Pendahuluan
Inilah pertanyaan yang selalu kami hadapi di tempat kerja: Mengapa lampu inframerah gelombang pendek (SWIR) yang kami gunakan mampu menciptakan ikatan antar molekul yang tiga kali lebih kuat dibandingkan dengan proses pengeringan menggunakan udara panas biasa?
Tidak ada hal yang perlu dikhawatirkan. Ini hanyalah masalah fisika saja.
Energi SWIR tidak hanya menghangatkan permukaan benda, tetapi juga meresap ke dalam lapisan pelindungnya dan berikatan dengan kaca di bawahnya. Dengan demikian, terbentuklah ikatan molekuler yang tidak dapat dipecahkan oleh udara panas biasa.
Daya dan Hasil Pengeringan: Sebaik Mungkin, Sekarang juga
Kami merancang lampu ini agar memiliki daya yang sangat tinggi.
Sebuah unit biasanya beroperasi pada daya 2500W, dengan tegangan 400V. Daya inilah yang digunakan untuk mengalirkan arus listrik ke filamen tungsten yang ada di dalam tabung kuarsa.
Hasilnya? Panas yang instan dan kuat. Lampu ini dapat mencapai suhu tertinggi dalam hitungan detik, sehingga jalur produksi Anda tidak perlu menunggu waktu yang lama agar oven siap digunakan.

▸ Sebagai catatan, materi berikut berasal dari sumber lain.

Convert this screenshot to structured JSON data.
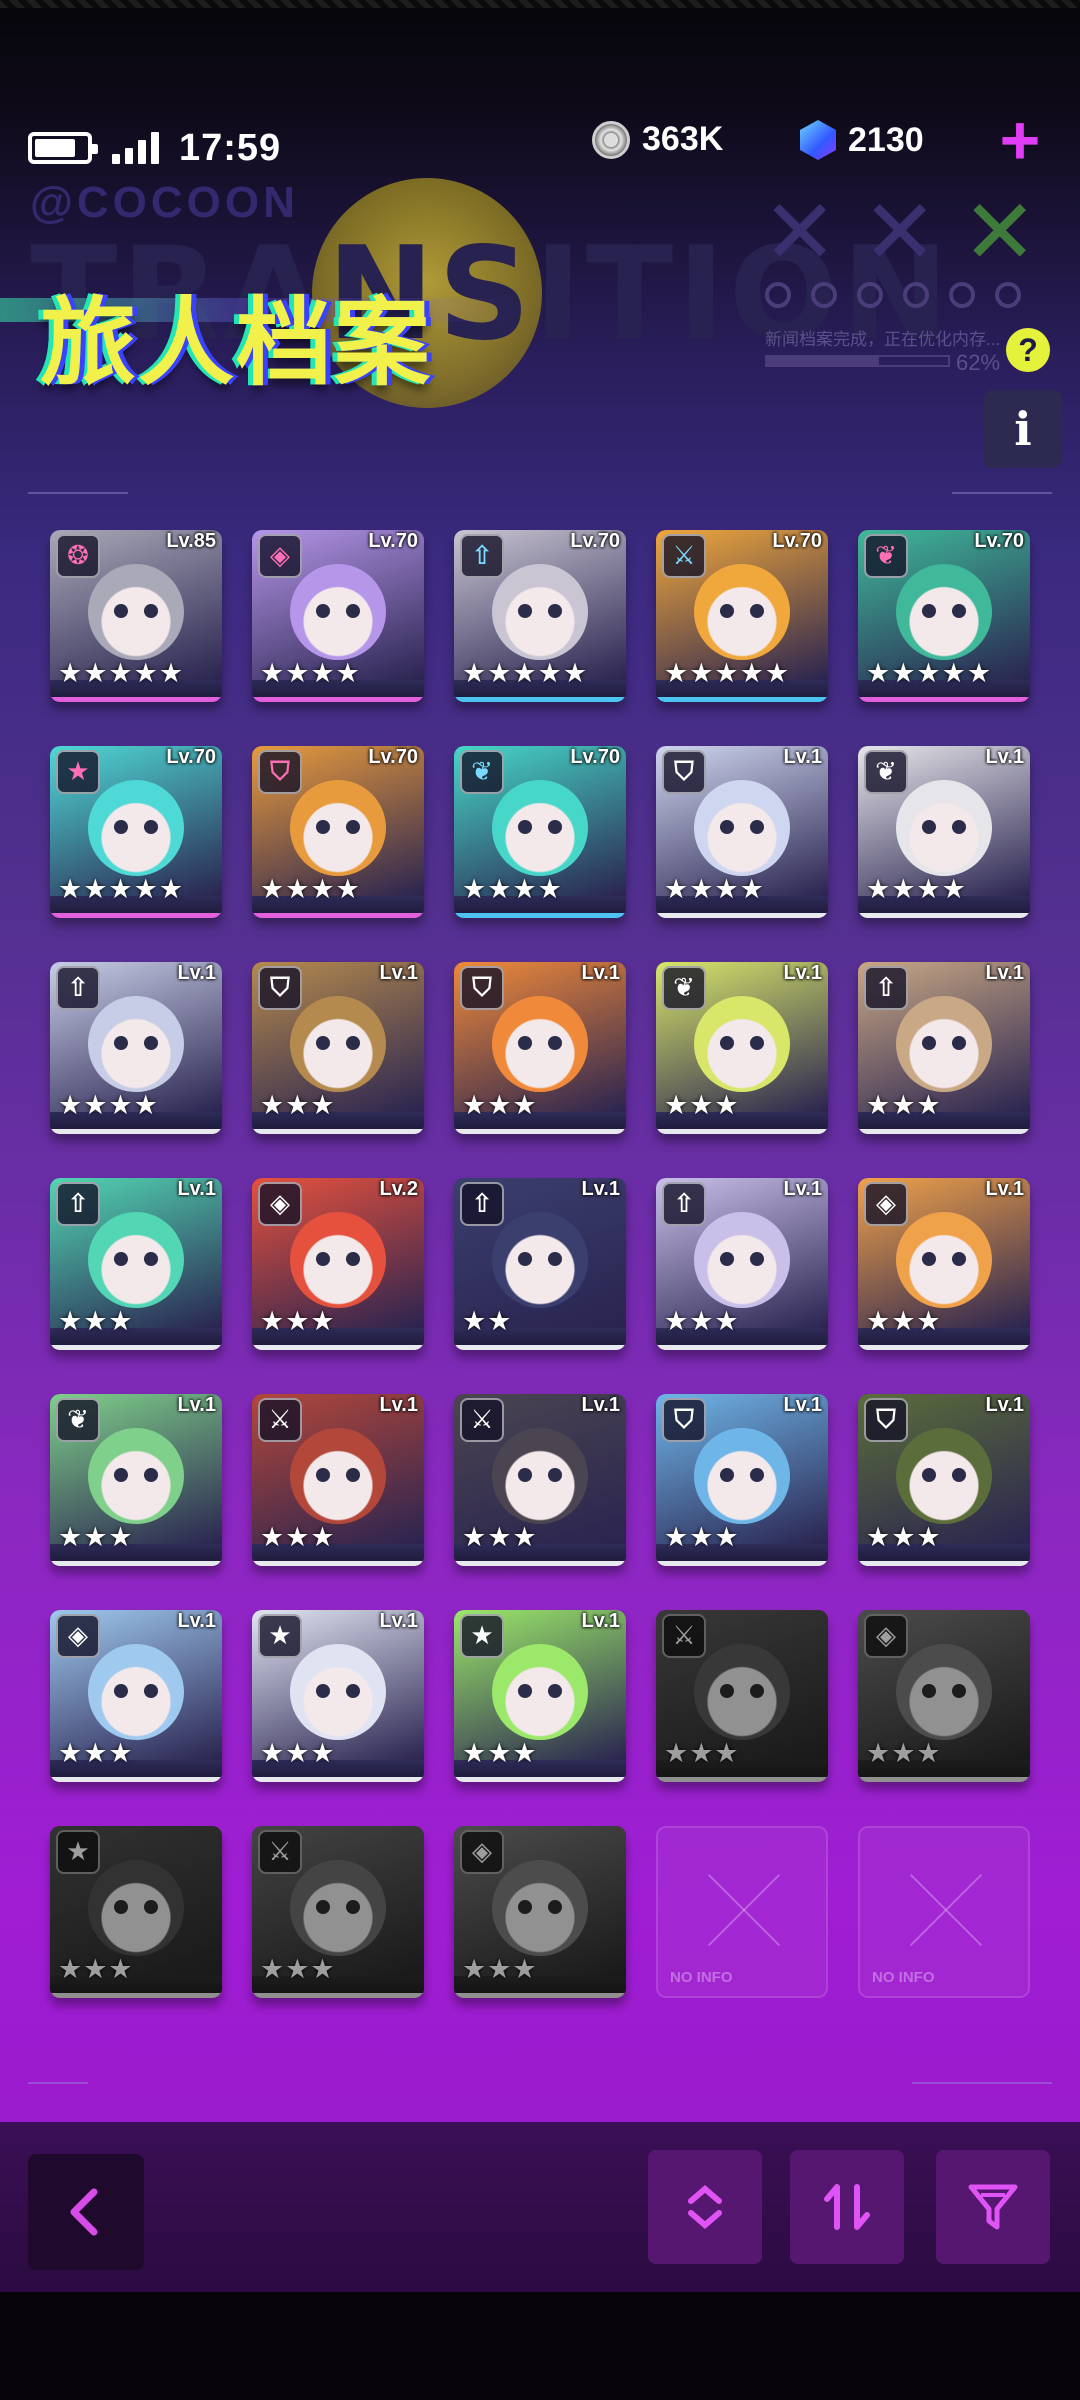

Kecepatan ini memang luar biasa. Kecepatan ini mempersingkat waktu proses pengeringan. Namun, hal ini membutuhkan persiapan yang matang dari sistem kabel dan komponen elektronik yang digunakan. Trade-off-nya jelas: Anda mendapatkan panas yang instan, tetapi sistem listrik Anda harus mampu menangani beban yang tinggi tersebut.
Desain yang Tahan Lama: Sistem Halogen
Di dalam tabung, kami menggunakan sistem halogen untuk menjaga filamen tetap kuat. Desain ini memungkinkan lampu tetap berfungsi dengan baik selama 5.000 jam, bahkan ketika lampu sedang beroperasi pada suhu tinggi.
Tabung kuarsa digunakan karena kemampuannya untuk menahan benturan termal dan mentransmisikan energi SWIR secara efektif.
Sedangkan soket R7s merupakan konektor sederhana yang memudahkan pemasangan lampu tersebut. Setelah dikoneksikan, lampu tersebut siap digunakan.
Ikatan yang Kuat: Proses Pengeringan dari Dalam ke Luar
Ketika Anda ingin mengeringkan lapisan nano pada kaca, panas permukaan saja tidak cukup. Dengan udara panas, udara akan terlebih dahulu dipanaskan, baru kemudian permukaannya. Proses ini kurang efektif, dan hasil pengeringannya seringkali hanya terjadi di bagian atas saja.
SWIR berbeda. Energi SWIR dapat meresap ke dalam lapisan pelindung dan diserap oleh kaca itu sendiri. Dengan demikian, proses pengeringan dimulai dari bagian bawah dan bergerak ke atas, bukan sebaliknya.
Hasilnya adalah ikatan yang lebih kuat, lebih merata, dan lebih andal. Bagi para insinyur, hal ini berarti peningkatan efisiensi produksi dan produk akhir yang lebih berkualitas.
Selain itu, karena lampu ini mampu memberikan intensitas panas yang diperlukan, dan soket R7s cocok digunakan dengan sistem yang sudah ada, maka lampu ini dapat langsung digunakan tanpa perlu modifikasi apa-apa.